- Theatrical release poster
- Directed by: Burt Kennedy
- Written by: Larry Cohen
- Produced by: Ted Richmond
- Starring: Yul Brynner Robert Fuller Julián Mateos Warren Oates Virgílio Teixeira Claude Akins Elisa Montés Jordan Christopher
- Cinematography: Paul C. Vogel
- Edited by: Bert Bates
- Music by: Elmer Bernstein
- Production companies: Mirisch Productions; C.B. Films;
- Distributed by: United Artists
- Release date: 19 October 1966;
- Running time: 95 minutes
- Countries: United States Spain
- Languages: English Spanish
- Box office: $6.4 million (rentals)

= Return of the Seven =

1966 film by Burt Kennedy

Return of the Seven, later marketed as Return of the Magnificent Seven, is a 1966 Western film, and the first sequel to The Magnificent Seven (1960). Yul Brynner, who reprises his role as Chris Adams, is the sole returning cast member from the original film, while Robert Fuller, Julián Mateos and Elisa Montés replace Steve McQueen, Horst Buchholz and Rosenda Monteros as Vin Tanner, Chico and Petra respectively.

The film was written by Larry Cohen and directed by Burt Kennedy, and features Warren Oates, Claude Akins, Jordan Christopher and Virgílio Teixeira. Emilio Fernández is the villain. Fernando Rey portrays a priest. Rey was in the next film, Guns of the Magnificent Seven, as a different character.

Kennedy called the film "all right; we didn’t have much of a budget or any big-name actors except Yul Brynner, but it was all right."
==Plot==
Fifty gunmen force all of the men in a small Mexican village to ride off with them into the desert. Among the captured farmers is Chico, who years before was one of seven hired gunslingers responsible for ridding the village of a tyrannical bandit, Calvera. Chico's wife, Petra, seeks out the only other members of the band to survive: Chris and Vin. She begs them to save the village once more. To replace the deceased members of the group, Chris buys the release of Frank (a taciturn gunman) and Luis (a famous bandit), held in the local jail, and recruits Colbee, a ladies' man and deadly gunman, and Manuel, a young cockfighter.

The six men discover that the missing villagers are being used as slave labor to rebuild a desert village and church as a memorial to the dead sons of wealthy rancher Lorca. In a surprise attack, the six gunmen force Lorca's men to leave, and prepare for a counterattack with Chico. The cowed farmers offer no assistance, but the seven defenders successfully repulse Lorca's initial attack. Lorca, the rancher, then gathers all of the men on his land to rout the seven men.
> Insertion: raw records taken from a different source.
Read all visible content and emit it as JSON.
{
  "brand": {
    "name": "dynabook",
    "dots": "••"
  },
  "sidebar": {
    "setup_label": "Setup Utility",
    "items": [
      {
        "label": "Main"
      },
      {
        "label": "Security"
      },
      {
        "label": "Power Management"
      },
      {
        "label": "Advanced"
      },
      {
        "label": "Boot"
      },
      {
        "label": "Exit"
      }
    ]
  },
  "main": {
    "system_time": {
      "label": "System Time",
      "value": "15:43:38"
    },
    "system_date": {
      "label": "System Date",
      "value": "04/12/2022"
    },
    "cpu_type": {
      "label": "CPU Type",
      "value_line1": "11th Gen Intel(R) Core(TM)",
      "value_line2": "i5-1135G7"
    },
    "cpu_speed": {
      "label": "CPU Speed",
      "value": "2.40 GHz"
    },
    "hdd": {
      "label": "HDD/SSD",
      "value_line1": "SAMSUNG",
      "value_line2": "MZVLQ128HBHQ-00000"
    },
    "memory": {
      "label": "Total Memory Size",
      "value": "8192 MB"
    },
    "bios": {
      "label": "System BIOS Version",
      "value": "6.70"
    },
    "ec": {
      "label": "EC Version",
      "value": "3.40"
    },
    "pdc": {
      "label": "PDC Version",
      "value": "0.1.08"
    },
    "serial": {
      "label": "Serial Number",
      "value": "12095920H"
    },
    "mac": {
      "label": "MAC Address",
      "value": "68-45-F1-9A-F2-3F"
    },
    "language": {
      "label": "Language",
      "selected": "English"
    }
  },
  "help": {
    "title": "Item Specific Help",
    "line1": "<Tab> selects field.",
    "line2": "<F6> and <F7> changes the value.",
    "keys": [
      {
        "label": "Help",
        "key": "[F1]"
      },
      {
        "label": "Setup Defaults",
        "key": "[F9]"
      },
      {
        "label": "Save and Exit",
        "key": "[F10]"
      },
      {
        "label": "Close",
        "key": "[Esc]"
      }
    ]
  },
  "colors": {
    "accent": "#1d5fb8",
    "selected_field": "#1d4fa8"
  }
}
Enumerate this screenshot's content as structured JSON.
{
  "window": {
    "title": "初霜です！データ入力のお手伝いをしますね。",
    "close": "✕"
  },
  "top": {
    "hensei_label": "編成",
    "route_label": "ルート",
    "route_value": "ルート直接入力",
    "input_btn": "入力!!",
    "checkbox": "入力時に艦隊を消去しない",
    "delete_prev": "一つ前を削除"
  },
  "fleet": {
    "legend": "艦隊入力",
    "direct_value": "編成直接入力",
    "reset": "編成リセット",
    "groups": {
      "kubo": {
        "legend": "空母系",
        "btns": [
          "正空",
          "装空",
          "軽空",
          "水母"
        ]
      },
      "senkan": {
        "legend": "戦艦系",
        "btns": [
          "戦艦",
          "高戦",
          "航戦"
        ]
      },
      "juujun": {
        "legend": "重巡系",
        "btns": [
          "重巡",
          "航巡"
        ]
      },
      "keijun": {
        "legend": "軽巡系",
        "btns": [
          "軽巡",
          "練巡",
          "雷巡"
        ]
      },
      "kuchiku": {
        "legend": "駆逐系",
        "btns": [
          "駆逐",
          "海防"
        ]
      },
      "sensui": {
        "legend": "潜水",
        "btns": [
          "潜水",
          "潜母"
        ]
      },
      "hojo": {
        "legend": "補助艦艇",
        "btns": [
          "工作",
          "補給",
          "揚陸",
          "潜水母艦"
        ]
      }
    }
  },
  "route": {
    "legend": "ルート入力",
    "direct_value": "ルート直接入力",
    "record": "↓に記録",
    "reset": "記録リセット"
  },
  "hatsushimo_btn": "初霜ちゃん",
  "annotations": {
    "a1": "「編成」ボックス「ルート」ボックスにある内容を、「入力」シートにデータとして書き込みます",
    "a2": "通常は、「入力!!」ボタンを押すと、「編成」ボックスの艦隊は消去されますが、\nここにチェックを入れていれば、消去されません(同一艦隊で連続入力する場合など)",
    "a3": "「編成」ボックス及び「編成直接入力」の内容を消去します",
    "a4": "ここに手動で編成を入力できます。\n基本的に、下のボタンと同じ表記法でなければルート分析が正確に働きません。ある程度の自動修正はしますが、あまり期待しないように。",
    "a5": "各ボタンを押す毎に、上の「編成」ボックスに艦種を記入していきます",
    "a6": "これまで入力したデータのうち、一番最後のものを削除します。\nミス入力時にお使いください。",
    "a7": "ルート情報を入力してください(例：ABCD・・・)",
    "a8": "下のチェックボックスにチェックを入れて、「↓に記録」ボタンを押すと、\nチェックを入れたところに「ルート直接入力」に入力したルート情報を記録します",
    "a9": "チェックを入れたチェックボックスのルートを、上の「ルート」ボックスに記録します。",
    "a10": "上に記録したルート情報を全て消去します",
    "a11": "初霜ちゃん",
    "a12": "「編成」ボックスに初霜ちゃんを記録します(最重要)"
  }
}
The situation seems bleak until Manuel discovers a supply of dynamite which the seven use in a counteroffensive. They are eventually overrun, but Chris emerges victorious from a shootout with Lorca. The rancher's gang flee, leaving Frank, Luis, and Manuel dead in the fighting. Chico plans to resettle the village on Lorca's fertile land, and Colbee remains to help teach the villagers how to defend themselves against future attacks; he also plans to pursue the available women. Chris and Vin once more ride off together.

==Cast==
===The Seven===
- Yul Brynner as Chris Adams
- Robert Fuller as Vin Tanner
- Julián Mateos as Chico
- Warren Oates as Colbee
- Claude Akins as Frank Riker
- Virgílio Teixeira as Luis Emilio Delgado
- Jordan Christopher as Manuel De Norte

===Others===
- Elisa Montés as Petra, Chico's wife
- Fernando Rey as Priest
- Emilio Fernández as Francisco Lorca
- Rodolfo Acosta as Lopez (credited as Rudy Acosta)
- Gracita Sacromonte as Flamenco Dancer
- Carlos Casaravilla as First Peon
- Ricardo Palacios as Jailer
- Felisa Jiminez as Female Prisoner
- Pedro Bermudez as Boy
- Francisco Antón as Matador
- Moises Menendez as Second Peon
- Hector Quiroga as Third Peon
- Jose Talavera as Fourth Peon

==Production==
The film was shot in Spain.

==Reception==
Return of the Seven was critically panned. Art Murphy in industry paper Variety called it "unsatisfactory... plodding, cliche-ridden". On Rotten Tomatoes, the film holds a critical approval of 13%, based on 8 reviews, with an average rating of 3.6/10. Composer Elmer Bernstein received an Academy Award nomination for his score, a re-recorded version of his score for The Magnificent Seven (1960).

The film earned an estimated $1.6 million in theatrical rentals during its initial release in the United States and Canada but did better overseas, earning at least $3.5 million, for a worldwide total of $5.1 million.

The film was re-released in the United States and Canada in 1969 and earned additional rentals of $1.3 million, taking its worldwide total to at least $6.4 million.